From 1800 onwards the introspective Protestantism of an earlier period and the Romantic Movement's displeasure with the fact/feeling distinction of the Enlightenment provided for personal narratives of a largely new kind. They were characterized by a self-scrutiny and vivid sentiment that produced what is now referred to, following Robert Southey (1809), as autobiography. Early in the 19th cent. Wordsworth gives in The Prelude (1805) a sustained reflection upon the circumstances of he himself being the subject of his own work; and in the second half of the century Newman in his Apologia pro Vita Sua (1864) publicly and originally reveals a personal spiritual journey. This latter, with its public disclosure of the private domain, had a dramatic and far-reaching influence upon the intelligentsia of late Victorian society.

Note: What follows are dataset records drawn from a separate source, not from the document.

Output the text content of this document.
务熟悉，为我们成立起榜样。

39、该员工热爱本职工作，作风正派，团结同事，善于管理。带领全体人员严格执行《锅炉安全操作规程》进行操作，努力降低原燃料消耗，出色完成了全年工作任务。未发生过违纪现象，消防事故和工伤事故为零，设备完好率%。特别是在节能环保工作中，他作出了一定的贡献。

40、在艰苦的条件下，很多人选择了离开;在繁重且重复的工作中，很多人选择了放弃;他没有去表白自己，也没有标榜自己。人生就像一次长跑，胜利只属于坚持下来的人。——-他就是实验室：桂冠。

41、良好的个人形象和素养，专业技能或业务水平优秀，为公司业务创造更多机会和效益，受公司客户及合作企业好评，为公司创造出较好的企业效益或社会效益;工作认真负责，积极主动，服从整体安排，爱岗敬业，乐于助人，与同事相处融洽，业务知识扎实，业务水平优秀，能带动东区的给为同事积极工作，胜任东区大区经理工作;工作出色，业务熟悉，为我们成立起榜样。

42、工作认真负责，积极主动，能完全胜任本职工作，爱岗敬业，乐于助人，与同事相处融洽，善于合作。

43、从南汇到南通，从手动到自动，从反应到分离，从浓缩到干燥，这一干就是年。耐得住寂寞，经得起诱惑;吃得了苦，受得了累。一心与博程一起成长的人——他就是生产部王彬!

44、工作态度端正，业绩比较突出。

In the 20th cent. autobiography became increasingly valued not so much as an empirical record of historical events but as providing an epitome of personal sensibility among the intricate vicissitudes of cultural change. Vera Brittain achieved a seriousness of observation and affect to provide in Testament of Youth (1933) a major work on the conduct of the First World War. In the area of more domestic but no less social concerns J. R. Ackerley in his My Father and Myself (1968) constructed an autobiography of painful frankness in a disquisition upon his unusual family relations, his affection for his dog, and the tribulations of his homosexuality. More recently Tim Lott in The Scent of Dead Roses (1996) discussed the suicide of his mother and amalgamated autobiography, family history, and social analysis in a virtuoso performance of control and pathos. The truthfulness or not of autobiography is essentially a matter that must be left to biographers and philosophers. The plausibility of an autobiography, however, must find its authentication by the degree to which it can correspond to some approximation of its context.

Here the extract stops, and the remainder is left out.